The use of the copyright notice is the responsibility of the copyright owner and does not require advance permission from or registration with the Copyright Office. The copyright notice generally includes three elements:

  • The symbol © (the letter “C” in a circle), and/or the word “Copyright,” or the abbreviation “Copr.” (But records, tapes or CD’s of sound recordings must use the symbol (the letter “P” in a circle));
  • The year date of first publication; and
  • The name or abbreviation of the name of the copyright owner.

The year date may be omitted for certain types of works. The notice should be positioned so as to give reasonable notice, with all three elements of the notice appearing together.

The copyright in a work of authorship immediately becomes the property of the author or artist who created it, and only the author or those deriving rights from the author can rightfully claim copyright. Co-authors are generally considered co-owners of the copyright.

In the case of a work made for hire, the employer and not the employee is presumptively considered the author. A “work made for hire” is: (1) a work prepared by an employee acting within the ­scope of employment; or (2) a work (but only certain types of works) specially ordered or commissioned according to a written agreement that designates the work as one made for hire.

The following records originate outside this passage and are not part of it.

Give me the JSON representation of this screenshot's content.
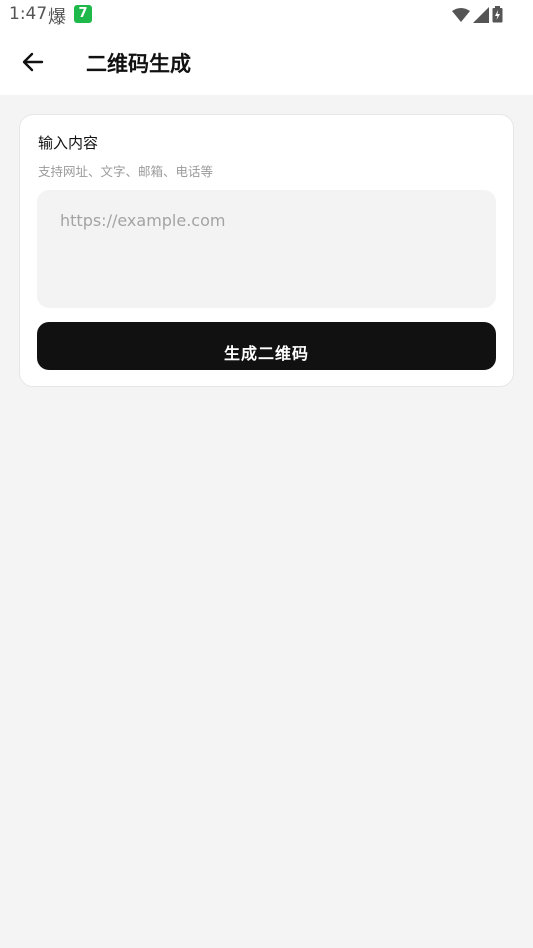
{
  "status_bar": {
    "time": "1:47",
    "notification_char": "爆",
    "app_icon_char": "7"
  },
  "header": {
    "title": "二维码生成"
  },
  "form": {
    "title": "输入内容",
    "subtitle": "支持网址、文字、邮箱、电话等",
    "input_placeholder": "https://example.com",
    "input_value": "",
    "generate_label": "生成二维码"
  },
  "colors": {
    "background": "#f4f4f4",
    "card": "#ffffff",
    "button": "#111111",
    "input_bg": "#f3f3f3"
  }
}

Any or all of the exclusive rights, or any subdivision of those rights, of the copyright owner may be transferred, but the voluntary transfer of exclusive rights is not valid unless that transfer is in writing and signed by the owner of the rights conveyed. Transfer of a right on a nonexclusive basis does not require a written agreement.

Present copyright law generally permits the termination of a grant of rights after 35 years under certain conditions by serving written notice on the transferee within specified time limits.

For works by individual authors, the term of copyright is the life of the author, plus 70 years after the author’s death. The term of copyright in works for hire or corporate-owned works is 95 years from the first publication, or 120 years from creation, whichever is longer.

Copyright registration is a legal formality intended to make a public record of the basic facts of a particular copyright. Registration is not normally a condition of copyright protection. Registration does, however, offer significant benefits, among which are:

  • Registration establishes a public record of the copyright claim;
  • Registration of a U.S. work is necessary before any infringement suits may be brought in court;
  • If made before or within five years of publication, registration establishes a presumption in court of the validity of the copyright and the facts stated in the certificate; and
  • You can get statutory damages if you register any time before the infringement. If you register within 3 months of publication, you can also get statutory damages, even if the registration is after the infringement. See 17 USC 412(2).

Copyright registration is done electronically, and registration may be made at any time within the life of the copyright.

PLEASE NOTE: The information included herein is for informational purposes only. The Firm does not intend to create an attorney-client relationship with you by providing this information.